05-27-2024, 02:33 AM
You ever notice how the Event Viewer logs all sorts of stuff in Windows Server. That event ID 25334 pops up when someone runs the Remove-ThrottlingPolicy cmdlet in Exchange. It means a throttling policy just got yanked out of the system. Throttling policies control how much email traffic users can handle to keep things from getting overwhelmed. So this event flags that exact action happening right there. I check it because it could signal someone tweaking server limits without much fuss. The log shows the exact time it fired off and who initiated it if auditing's on. But mostly it's a heads-up that policies shifted. You might see it under the MSExchange Management log in Event Viewer. It details the policy name that vanished too. Hmmm, sometimes it ties into bigger changes like upgrading user access. Or it could be routine maintenance you forgot about.
I always set up monitoring for these to catch them quick. You open Event Viewer and right-click on the log where it lives. Then you create a custom view filtering for ID 25334. That way only these events show up clean. From there attach a task to it that runs on every match. You build the task in the same screen picking what triggers it. Make it launch an email program or whatever you got for alerts. I link mine to Outlook sending straight to my inbox. Keeps me in the loop without staring at screens all day. But yeah it takes a few clicks to wire up right. You test it by forcing the event if you can. Then you're golden for real-time heads-ups.

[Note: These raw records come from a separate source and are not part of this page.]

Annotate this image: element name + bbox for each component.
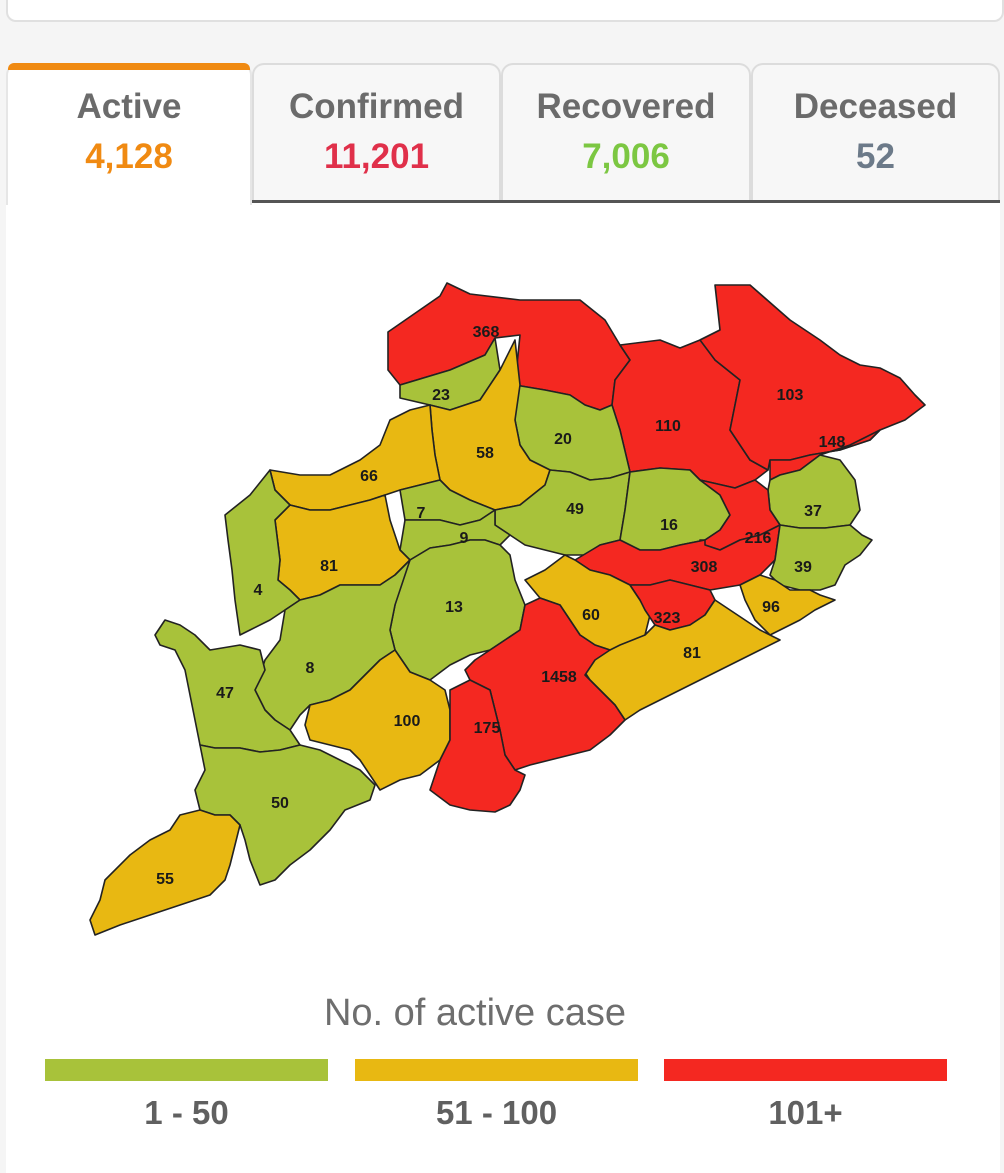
district-value-label: 100 (394, 713, 421, 730)
district-value-label: 308 (691, 559, 718, 576)
district-value-label: 8 (306, 660, 315, 677)
tab-recovered[interactable]: Recovered 7,006 (501, 63, 751, 201)
district-value-label: 216 (745, 530, 772, 547)
district-value-label: 49 (566, 501, 584, 518)
district-region (89, 809, 241, 936)
legend-swatch-mid (355, 1059, 638, 1081)
tab-confirmed-value: 11,201 (323, 137, 430, 176)
district-value-label: 55 (156, 871, 174, 888)
district-region (699, 284, 926, 471)
tab-deceased-value: 52 (856, 137, 895, 176)
district-value-label: 9 (460, 530, 469, 547)
district-value-label: 96 (762, 599, 780, 616)
district-value-label: 47 (216, 685, 234, 702)
tab-deceased-label: Deceased (793, 87, 958, 126)
district-value-label: 58 (476, 445, 494, 462)
legend-title: No. of active case (323, 992, 627, 1034)
district-value-label: 103 (777, 387, 804, 404)
tab-active[interactable]: Active 4,128 (6, 63, 252, 205)
top-card (6, 0, 1004, 22)
tab-underline (252, 200, 1000, 203)
district-value-label: 175 (474, 720, 501, 737)
district-value-label: 39 (794, 559, 812, 576)
district-value-label: 20 (554, 431, 572, 448)
district-region (739, 574, 836, 636)
district-value-label: 81 (320, 558, 338, 575)
district-value-label: 323 (654, 610, 681, 627)
district-value-label: 16 (660, 517, 678, 534)
legend-label-low: 1 - 50 (144, 1094, 229, 1131)
tab-deceased[interactable]: Deceased 52 (751, 63, 1000, 201)
district-value-label: 7 (417, 505, 426, 522)
district-region (769, 524, 873, 591)
district-value-label: 66 (360, 468, 378, 485)
district-value-label: 60 (582, 607, 600, 624)
district-region (224, 469, 301, 636)
tab-confirmed-label: Confirmed (289, 87, 464, 126)
tab-active-value: 4,128 (85, 137, 173, 176)
district-region (429, 679, 526, 813)
legend-swatch-low (45, 1059, 328, 1081)
legend-label-high: 101+ (768, 1094, 843, 1131)
district-value-label: 368 (473, 324, 500, 341)
tab-recovered-value: 7,006 (582, 137, 670, 176)
district-value-label: 37 (804, 503, 822, 520)
tab-confirmed[interactable]: Confirmed 11,201 (252, 63, 501, 201)
tab-recovered-label: Recovered (536, 87, 716, 126)
district-map: 368 23 110 103 148 20 58 66 49 16 37 216 7 9 81 4 308 39 1… (89, 282, 926, 936)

And speaking of keeping your server humming without surprises like policy slips. You might want something solid for backups too. That's where BackupChain Windows Server Backup comes in handy for me. It's a straightforward Windows Server backup tool that handles physical setups and virtual machines with Hyper-V no sweat. I like how it snapshots everything fast without downtime eating your time. Plus it verifies backups automatically so you know they're not junk. Saves headaches when restores hit the fan.
Note, the PowerShell email alert code was moved to this post.
I always set up monitoring for these to catch them quick. You open Event Viewer and right-click on the log where it lives. Then you create a custom view filtering for ID 25334. That way only these events show up clean. From there attach a task to it that runs on every match. You build the task in the same screen picking what triggers it. Make it launch an email program or whatever you got for alerts. I link mine to Outlook sending straight to my inbox. Keeps me in the loop without staring at screens all day. But yeah it takes a few clicks to wire up right. You test it by forcing the event if you can. Then you're golden for real-time heads-ups.
And speaking of keeping your server humming without surprises like policy slips. You might want something solid for backups too. That's where BackupChain Windows Server Backup comes in handy for me. It's a straightforward Windows Server backup tool that handles physical setups and virtual machines with Hyper-V no sweat. I like how it snapshots everything fast without downtime eating your time. Plus it verifies backups automatically so you know they're not junk. Saves headaches when restores hit the fan.
Note, the PowerShell email alert code was moved to this post.